Currently, the way food is typically produced, processed, and packaged is the cause of one-third of the world’s greenhouse gas emissions. How it is grown and eventually brought to tables presents additional issues. Agricultural workers, many of whom are undocumented immigrants to the U.S. and lack health insurance, regularly toil under conditions of extreme heat and chronic air pollution.
“The food system is notoriously home to some of the most dull, dirty, and dangerous jobs in the country,” Stebbins said. “And food tech, in my opinion, is unbelievably important in solving that problem, in creating jobs and pathways that people want to go towards and enjoy doing every day.”
In farming, advancements in agricultural technology, also known as agtech, range from machinery that helps to streamline labor-intensive tasks to planet-friendlier feeds, seeds, and fertilizers. The company Tomorrow.io provides precise weather data to aid in the timely planting and irrigation of crops, for example. And, in biotech, Ginkgo Bioworks and Motif FoodWorks harness biology to create craveable plant-based proteins. For consumers, brands like Sharkninja simplify eating and drinking healthier at home, while point-of-sale systems developed by Toast ease the process of placing in-person restaurant orders. Each of these companies are located in Greater Boston and together employ hundreds of Massachusetts residents.

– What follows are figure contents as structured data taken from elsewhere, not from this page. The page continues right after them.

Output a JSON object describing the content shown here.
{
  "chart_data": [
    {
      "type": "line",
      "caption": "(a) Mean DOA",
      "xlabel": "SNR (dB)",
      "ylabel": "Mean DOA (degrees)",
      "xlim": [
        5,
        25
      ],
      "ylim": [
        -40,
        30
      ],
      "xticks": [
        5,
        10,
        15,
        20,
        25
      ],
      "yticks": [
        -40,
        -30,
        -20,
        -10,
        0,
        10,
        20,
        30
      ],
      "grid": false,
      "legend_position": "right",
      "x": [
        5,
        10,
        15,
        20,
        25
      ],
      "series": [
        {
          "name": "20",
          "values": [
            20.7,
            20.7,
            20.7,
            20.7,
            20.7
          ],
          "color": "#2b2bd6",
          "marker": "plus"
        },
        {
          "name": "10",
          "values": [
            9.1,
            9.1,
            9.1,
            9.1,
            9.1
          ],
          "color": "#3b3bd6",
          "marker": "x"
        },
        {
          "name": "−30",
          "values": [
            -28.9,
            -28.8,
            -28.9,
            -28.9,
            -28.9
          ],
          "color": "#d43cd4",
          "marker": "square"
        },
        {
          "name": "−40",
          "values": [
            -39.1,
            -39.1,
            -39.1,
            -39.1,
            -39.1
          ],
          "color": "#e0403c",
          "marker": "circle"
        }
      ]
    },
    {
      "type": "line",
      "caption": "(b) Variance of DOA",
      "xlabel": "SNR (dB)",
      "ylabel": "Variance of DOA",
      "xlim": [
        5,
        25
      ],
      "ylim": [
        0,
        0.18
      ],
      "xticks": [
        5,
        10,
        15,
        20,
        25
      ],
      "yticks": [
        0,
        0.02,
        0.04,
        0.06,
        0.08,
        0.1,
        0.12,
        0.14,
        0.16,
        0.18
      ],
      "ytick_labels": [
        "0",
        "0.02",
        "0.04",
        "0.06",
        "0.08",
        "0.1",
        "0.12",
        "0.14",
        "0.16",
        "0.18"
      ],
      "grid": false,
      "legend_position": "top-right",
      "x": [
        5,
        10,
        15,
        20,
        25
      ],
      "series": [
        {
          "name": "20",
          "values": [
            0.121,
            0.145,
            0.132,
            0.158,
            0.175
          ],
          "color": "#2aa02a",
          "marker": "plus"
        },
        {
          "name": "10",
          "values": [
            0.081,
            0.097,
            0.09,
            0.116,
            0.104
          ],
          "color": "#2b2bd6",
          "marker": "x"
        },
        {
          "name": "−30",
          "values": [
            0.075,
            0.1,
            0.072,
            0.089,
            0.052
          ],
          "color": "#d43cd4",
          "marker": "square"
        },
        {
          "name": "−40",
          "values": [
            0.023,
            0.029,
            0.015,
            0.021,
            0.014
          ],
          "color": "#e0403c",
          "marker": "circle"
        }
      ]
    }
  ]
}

For Citone, the city is rife with possibilities for anyone with a vested interest in revolutionizing the way we eat and helping fix our food system via technology that didn’t exist before. “Boston is a unique and powerful place. Not only do we have innovators and entrepreneurs, we also have undergraduate and graduate students who are saying, ‘I’m into food, I’m into agriculture, farming, and nutrition. I care about the Earth and I care about people. What can I do?’” she said.